While being unable to check the 2FA status of an account makes sense, their methodology for checking email domains was described to flawed and a manual undertaking even by the author’s.
Additionally, they mentioned that it was difficult to distinguish between a feature complete and an unmaintained package.
Finally, they were critiqued by their reviewers (to which I agree with on this point) that assuming that too many maintainers or contributors is an incorrect weak link as the nature of open source encourages collaboration and a “more the merrier” approach to developing software.
Future Directions
My own proposed future directions for the work
I’d love to expand off of this work and see if the same issues exist within pre-trained model supply chains. Additionally, the author’s propose further work into the matter in Section 6: LIMITATIONS that seems promising and interesting.
Open Questions
What open questions do I have about the work?
I am curious as to the ethics behind such a study when tooling is built to analyze potential package vulnerabilities. In other words, is it ethical to keep tools to analyze for vulnerabilities, or should they be destroyed after their intended usage?
Author Feedback
What feedback would I give to the authors?
Please run the paper through a grammar checking service. Additionally, understanding the nature and desired outcome of developing open-source software could have helped when deciding on weak link criteria.
Summary
A summary of the paper
The paper, What are Weak Links in the npm Supply Chain? by Nursat Zahan et al.
[1] was published in 2022 in the proceedings of the 44th International
Conference on Software Engineering: Software Engineering in Practice
(ICSE-SEIP). This paper discusses six potential signals that could identify a
package as a weak link within the npm
supply chain.
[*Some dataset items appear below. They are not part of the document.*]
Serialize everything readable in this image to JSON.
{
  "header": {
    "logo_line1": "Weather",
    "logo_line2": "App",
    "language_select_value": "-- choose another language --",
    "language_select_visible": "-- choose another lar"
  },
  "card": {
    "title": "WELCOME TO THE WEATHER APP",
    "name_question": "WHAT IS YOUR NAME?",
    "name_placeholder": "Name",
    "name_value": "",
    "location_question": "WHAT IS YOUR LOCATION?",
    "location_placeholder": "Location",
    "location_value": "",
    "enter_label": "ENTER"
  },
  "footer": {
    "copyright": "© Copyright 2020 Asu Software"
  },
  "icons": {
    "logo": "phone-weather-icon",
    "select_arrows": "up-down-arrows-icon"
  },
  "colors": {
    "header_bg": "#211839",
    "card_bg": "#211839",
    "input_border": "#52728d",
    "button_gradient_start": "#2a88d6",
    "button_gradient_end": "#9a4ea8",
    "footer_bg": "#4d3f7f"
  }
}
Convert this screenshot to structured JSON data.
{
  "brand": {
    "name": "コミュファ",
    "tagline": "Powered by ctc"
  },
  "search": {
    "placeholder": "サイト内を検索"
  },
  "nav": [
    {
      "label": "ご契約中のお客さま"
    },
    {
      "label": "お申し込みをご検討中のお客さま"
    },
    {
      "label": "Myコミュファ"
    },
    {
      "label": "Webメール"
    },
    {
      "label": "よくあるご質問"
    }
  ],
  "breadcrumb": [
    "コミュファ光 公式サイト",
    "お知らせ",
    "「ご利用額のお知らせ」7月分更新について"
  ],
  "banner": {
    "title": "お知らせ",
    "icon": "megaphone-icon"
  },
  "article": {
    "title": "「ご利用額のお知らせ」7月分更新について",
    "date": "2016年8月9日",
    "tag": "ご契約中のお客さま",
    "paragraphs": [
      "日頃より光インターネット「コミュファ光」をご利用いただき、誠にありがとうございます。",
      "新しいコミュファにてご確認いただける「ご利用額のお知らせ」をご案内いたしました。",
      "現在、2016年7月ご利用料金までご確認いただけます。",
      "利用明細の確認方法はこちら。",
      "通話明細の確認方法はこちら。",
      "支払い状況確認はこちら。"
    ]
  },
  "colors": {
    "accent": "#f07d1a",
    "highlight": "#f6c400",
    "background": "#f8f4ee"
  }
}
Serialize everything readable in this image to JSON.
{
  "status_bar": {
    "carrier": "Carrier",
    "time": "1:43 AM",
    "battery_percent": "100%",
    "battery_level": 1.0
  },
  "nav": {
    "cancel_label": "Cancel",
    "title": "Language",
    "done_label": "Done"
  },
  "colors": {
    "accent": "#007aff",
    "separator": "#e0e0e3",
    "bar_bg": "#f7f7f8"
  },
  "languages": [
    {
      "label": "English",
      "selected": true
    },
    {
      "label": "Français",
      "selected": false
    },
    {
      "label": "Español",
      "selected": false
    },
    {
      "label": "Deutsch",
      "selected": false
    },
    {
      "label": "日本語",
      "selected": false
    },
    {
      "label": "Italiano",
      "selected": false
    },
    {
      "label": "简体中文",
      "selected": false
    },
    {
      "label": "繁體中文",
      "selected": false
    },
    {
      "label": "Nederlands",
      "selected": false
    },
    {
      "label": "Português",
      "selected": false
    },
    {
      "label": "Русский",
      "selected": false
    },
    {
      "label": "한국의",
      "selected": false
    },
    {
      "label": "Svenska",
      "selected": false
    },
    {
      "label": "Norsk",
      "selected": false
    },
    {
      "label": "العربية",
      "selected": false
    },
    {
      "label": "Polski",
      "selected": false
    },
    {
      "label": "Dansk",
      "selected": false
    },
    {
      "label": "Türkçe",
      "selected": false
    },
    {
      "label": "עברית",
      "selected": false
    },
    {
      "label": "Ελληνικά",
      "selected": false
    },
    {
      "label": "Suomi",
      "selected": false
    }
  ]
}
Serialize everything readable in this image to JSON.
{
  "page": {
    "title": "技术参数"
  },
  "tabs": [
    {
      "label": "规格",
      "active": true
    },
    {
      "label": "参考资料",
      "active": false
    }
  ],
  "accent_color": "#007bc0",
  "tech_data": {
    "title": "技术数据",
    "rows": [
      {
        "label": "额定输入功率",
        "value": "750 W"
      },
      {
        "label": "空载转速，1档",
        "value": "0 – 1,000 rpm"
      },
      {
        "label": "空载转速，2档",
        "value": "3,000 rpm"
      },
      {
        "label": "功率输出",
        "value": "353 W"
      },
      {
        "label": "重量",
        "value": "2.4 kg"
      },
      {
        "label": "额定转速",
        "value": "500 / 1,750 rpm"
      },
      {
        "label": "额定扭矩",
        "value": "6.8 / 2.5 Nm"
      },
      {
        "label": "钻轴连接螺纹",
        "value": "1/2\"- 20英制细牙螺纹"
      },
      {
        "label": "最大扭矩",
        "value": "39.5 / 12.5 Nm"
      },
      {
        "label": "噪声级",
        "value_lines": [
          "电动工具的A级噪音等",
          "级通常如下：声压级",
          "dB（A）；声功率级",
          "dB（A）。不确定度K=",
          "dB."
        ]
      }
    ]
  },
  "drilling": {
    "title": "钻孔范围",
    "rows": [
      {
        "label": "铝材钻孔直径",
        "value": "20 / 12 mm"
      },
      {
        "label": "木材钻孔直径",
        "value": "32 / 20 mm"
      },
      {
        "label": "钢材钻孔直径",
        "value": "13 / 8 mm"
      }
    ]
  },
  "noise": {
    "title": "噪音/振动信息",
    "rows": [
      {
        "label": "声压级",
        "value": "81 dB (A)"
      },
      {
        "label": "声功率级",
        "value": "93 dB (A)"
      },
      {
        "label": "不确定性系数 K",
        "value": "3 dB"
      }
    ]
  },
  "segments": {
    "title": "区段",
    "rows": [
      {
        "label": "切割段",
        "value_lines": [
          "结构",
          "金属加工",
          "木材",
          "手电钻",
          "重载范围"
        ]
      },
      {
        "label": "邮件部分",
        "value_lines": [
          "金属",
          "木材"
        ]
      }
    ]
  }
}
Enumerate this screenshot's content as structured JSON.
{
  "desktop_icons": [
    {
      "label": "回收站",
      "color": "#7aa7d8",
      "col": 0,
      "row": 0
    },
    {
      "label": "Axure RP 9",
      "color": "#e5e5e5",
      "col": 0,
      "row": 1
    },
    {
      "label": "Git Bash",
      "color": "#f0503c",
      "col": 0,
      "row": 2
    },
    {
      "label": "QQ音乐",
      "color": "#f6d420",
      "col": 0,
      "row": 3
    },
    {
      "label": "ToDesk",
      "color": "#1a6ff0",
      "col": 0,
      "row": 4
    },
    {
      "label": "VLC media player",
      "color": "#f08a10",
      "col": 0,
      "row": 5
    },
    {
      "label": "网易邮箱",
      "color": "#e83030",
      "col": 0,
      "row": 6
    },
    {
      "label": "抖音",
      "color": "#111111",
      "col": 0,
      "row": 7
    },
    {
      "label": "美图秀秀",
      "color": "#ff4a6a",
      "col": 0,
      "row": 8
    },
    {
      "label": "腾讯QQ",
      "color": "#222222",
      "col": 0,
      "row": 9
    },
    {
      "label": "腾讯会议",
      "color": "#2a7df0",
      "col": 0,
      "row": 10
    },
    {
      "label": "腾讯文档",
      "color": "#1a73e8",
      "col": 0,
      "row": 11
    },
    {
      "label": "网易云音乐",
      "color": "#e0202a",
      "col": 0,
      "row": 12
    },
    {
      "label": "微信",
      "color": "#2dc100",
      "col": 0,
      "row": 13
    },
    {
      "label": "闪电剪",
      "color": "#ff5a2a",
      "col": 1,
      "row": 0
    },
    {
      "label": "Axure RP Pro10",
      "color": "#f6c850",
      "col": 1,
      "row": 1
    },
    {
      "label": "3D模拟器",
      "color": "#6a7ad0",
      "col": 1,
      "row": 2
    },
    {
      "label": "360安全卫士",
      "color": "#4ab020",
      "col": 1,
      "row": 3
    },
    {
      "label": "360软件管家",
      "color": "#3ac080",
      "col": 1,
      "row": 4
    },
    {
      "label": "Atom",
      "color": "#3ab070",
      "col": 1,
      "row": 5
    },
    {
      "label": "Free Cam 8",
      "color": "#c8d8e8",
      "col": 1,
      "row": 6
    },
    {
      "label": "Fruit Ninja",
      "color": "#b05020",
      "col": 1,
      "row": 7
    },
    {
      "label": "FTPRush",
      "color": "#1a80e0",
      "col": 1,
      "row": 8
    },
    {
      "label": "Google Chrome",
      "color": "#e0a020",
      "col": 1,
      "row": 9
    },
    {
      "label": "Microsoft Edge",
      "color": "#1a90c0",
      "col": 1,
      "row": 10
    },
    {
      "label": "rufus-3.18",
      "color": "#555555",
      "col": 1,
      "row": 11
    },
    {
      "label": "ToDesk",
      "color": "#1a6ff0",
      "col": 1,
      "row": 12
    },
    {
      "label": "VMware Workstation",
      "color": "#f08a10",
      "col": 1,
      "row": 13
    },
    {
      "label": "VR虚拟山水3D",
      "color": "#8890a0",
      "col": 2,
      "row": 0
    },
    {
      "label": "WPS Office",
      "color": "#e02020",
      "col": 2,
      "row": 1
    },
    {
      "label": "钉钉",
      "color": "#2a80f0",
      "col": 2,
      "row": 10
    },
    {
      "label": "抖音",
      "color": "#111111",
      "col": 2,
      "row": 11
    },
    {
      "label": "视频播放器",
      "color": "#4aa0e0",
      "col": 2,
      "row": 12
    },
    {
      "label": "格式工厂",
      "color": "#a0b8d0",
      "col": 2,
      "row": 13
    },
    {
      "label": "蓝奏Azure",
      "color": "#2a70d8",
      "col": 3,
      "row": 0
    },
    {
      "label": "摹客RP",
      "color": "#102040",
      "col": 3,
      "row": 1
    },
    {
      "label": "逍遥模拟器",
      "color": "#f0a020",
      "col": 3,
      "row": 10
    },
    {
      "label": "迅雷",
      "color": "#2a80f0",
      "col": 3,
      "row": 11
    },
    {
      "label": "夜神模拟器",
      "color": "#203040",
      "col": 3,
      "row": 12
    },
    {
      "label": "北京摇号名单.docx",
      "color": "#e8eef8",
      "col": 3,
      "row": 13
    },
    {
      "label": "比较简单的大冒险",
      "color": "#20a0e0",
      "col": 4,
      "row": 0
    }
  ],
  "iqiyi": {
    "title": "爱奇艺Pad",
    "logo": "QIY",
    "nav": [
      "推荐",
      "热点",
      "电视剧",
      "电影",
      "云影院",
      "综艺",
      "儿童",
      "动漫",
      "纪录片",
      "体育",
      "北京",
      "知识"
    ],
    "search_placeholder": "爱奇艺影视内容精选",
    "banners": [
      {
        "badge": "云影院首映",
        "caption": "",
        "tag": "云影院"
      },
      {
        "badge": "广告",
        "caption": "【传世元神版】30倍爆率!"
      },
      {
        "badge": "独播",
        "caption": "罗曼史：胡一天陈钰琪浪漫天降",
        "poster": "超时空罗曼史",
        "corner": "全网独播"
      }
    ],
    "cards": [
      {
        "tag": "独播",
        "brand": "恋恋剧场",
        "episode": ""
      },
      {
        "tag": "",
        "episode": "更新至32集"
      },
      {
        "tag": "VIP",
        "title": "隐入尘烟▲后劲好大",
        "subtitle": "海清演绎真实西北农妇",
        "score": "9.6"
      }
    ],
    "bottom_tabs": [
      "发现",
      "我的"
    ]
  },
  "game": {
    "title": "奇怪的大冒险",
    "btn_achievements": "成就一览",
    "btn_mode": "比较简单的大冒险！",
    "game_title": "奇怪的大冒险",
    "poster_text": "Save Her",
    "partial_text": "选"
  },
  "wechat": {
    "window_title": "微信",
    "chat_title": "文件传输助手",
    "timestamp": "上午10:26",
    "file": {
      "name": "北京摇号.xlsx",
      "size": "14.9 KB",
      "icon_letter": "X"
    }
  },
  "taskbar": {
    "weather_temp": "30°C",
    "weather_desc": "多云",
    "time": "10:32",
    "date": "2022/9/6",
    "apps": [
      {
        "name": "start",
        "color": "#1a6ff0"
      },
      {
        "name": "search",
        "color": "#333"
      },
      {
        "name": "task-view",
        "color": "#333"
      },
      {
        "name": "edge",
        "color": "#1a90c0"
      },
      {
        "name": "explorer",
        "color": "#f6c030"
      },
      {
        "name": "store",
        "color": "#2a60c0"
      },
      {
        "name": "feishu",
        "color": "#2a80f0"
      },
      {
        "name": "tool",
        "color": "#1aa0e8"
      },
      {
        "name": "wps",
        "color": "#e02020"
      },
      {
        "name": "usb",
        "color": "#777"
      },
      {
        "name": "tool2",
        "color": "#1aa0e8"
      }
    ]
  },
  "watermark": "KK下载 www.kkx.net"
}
Additionally, the paper
conducted a survey with 470 npm
maintainers about the proposed weak links to
understand their validity and to additionally find potential signals that could
also identify weak links.
They drew upon industry experience and understanding when determining the six
weak links. Furthermore, these weak links relied upon maintainer and contributor
information derived from the package.json
file of the npm
packages. These
weak links were:
- Expired Maintainer Email Domain
- Package Installation Script
- Unmaintained Package
- Too Many Maintainers
- Too Many Contributors
- Overloaded Maintainer
The author’s performed a case study on 14,892 packages to identify the prevalence of these weak links. They then validated the usefulness of these weak links by surveying 470 contributors. They found that surveyors agreed with the first three weak links, but not the remaining three as it went against the ethos of open source development. They also proposed eight new weak links which were not validated by the authors:
- Ownership Transfer
- Adding New Maintainers
- Maintainer Identity
- Maintainer Two-Factor Authentication
- No Source Code Repository
npm
Package vs Source Code Repository- CI/CD Pipeline
- Open Pull Request
Summarization Technique
This paper was summarized using a modified technique proposed by S. Keshav in his work How to Read a Paper [0].